Given this macroeconomic backdrop, FMIC and UA&P expect the central bank “to respond with two rate hikes” this year after keeping monetary policy steady since an increase in policy rates in September 2014, in order “to limit inflationary expectations from exceeding its target as the TRAIN’s indirect taxes come into effect.”

IMF
Monday also saw the International Monetary Fund (IMF) — which in October last year penciled 6.6% GDP growth for the Philippines in 2017 and 6.7% in 2018 — slightly adjusting upward by 0.1 of a point from October to 5.3% its projection for 2018 GDP growth for the five major Southeast Asian states Indonesia, Malaysia, the Philippines, Thailand and Vietnam, while keeping its 2019 forecast at also 5.3%.

It also hiked its world output projections for 2018 and for 2019 by 0.2 of a point to 3.9%.

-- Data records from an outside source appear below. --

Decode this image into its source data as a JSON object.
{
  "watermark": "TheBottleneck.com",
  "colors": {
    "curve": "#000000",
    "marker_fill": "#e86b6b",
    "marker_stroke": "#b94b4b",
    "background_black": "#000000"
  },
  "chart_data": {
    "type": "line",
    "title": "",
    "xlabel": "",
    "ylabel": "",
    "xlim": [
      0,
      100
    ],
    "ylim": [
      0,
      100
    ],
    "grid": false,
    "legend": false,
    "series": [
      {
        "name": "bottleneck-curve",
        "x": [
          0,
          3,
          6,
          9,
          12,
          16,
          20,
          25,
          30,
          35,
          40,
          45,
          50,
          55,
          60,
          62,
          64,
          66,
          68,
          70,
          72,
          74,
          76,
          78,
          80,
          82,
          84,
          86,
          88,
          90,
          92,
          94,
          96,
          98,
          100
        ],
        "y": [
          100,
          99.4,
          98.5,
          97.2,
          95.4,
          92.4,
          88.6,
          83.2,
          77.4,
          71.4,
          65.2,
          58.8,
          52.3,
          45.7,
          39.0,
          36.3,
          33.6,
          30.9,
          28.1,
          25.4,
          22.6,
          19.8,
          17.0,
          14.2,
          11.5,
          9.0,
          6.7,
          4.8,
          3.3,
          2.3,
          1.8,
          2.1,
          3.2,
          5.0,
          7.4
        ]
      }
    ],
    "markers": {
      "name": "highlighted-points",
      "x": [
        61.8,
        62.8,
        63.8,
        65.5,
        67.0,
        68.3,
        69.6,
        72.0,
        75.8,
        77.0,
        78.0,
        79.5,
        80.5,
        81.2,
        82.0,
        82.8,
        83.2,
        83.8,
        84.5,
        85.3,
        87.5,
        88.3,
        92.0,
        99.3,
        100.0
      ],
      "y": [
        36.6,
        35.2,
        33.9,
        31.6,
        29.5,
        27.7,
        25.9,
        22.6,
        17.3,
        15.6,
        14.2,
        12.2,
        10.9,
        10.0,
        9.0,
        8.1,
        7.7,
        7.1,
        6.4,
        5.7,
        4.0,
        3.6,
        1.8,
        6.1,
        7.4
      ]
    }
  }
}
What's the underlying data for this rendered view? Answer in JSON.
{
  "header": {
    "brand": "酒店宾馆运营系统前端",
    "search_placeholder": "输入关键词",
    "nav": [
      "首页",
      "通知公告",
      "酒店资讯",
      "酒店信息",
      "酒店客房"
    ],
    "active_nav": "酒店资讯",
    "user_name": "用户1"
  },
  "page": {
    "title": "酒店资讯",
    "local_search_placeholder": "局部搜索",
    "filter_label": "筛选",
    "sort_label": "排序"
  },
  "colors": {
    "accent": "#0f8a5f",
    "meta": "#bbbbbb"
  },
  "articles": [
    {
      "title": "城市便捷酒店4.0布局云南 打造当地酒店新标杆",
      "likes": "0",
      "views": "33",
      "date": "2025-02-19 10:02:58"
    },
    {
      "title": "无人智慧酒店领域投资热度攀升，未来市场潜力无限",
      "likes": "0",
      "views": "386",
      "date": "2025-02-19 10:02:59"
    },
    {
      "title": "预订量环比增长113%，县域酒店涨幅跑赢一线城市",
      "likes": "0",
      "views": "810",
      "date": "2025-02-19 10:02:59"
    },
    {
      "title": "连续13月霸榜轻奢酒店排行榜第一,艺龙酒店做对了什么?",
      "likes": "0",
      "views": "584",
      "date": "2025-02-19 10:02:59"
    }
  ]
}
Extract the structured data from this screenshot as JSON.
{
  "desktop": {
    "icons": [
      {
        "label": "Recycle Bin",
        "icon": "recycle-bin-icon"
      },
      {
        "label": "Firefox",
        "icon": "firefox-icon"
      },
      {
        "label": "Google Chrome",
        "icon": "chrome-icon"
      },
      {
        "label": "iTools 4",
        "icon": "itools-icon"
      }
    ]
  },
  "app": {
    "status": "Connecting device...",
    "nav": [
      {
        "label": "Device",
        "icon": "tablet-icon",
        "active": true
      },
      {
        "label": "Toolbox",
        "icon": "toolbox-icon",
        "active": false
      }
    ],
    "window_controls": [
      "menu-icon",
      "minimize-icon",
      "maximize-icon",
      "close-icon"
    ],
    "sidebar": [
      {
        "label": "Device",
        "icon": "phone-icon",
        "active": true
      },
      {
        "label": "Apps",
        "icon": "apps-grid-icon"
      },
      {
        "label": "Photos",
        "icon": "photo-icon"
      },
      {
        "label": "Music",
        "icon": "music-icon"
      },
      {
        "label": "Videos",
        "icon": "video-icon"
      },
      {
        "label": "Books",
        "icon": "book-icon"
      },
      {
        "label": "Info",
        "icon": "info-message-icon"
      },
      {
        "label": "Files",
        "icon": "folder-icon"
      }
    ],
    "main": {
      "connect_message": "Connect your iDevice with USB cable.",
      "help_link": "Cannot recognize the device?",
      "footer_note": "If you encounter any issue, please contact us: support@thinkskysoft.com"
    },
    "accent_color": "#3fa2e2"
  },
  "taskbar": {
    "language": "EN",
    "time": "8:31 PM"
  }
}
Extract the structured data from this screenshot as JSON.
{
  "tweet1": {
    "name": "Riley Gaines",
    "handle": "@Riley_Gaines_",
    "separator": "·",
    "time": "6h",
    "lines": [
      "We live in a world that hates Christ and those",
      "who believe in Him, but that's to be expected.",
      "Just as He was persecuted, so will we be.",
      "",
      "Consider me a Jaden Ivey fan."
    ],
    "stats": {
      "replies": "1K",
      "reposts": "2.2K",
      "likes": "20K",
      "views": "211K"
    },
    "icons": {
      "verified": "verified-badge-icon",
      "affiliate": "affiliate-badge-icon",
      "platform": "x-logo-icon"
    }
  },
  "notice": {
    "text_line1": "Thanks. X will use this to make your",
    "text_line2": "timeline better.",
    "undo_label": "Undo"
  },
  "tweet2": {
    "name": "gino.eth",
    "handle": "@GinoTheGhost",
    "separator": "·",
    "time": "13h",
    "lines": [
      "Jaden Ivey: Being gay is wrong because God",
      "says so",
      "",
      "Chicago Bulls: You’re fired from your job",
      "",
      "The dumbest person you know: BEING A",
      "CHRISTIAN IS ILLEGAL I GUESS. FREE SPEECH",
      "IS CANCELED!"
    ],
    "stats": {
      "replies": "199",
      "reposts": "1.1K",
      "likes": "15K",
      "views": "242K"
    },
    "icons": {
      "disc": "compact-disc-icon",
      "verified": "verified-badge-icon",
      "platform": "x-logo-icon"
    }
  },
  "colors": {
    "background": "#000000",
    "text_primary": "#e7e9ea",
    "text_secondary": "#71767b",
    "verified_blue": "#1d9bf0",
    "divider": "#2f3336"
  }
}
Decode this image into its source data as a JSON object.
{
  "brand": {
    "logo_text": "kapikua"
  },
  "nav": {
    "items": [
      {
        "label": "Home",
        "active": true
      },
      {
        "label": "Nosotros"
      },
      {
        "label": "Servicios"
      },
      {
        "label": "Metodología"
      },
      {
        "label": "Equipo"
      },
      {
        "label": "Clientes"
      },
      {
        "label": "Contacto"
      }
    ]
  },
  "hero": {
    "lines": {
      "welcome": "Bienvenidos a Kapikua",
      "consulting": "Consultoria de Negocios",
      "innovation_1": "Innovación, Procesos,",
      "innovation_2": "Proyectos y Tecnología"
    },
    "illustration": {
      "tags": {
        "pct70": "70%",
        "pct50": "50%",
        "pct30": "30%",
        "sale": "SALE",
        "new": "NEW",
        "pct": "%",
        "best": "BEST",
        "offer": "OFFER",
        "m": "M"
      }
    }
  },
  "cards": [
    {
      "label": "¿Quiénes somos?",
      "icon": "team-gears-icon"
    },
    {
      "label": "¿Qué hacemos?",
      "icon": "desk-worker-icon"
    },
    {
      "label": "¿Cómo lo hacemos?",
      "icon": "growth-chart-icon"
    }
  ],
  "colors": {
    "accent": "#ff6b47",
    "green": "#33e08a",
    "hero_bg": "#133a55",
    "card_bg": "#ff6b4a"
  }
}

“As the year 2018 begins, the world economy is gathering speed,” Maurice Obstfeld, IMF economic counsellor and director of Research, said in e-mailed remarks on the World Economic Outlook Update. “But political leaders and policy makers must stay mindful that the present economic momentum reflects a confluence of factors that is unlikely to last for long. The global financial crisis may seem firmly behind us, but without prompt action to address structural growth impediments, enhance inclusiveness of growth, and build policy buffers and resilience, the next downturn will come sooner and be harder to fight.”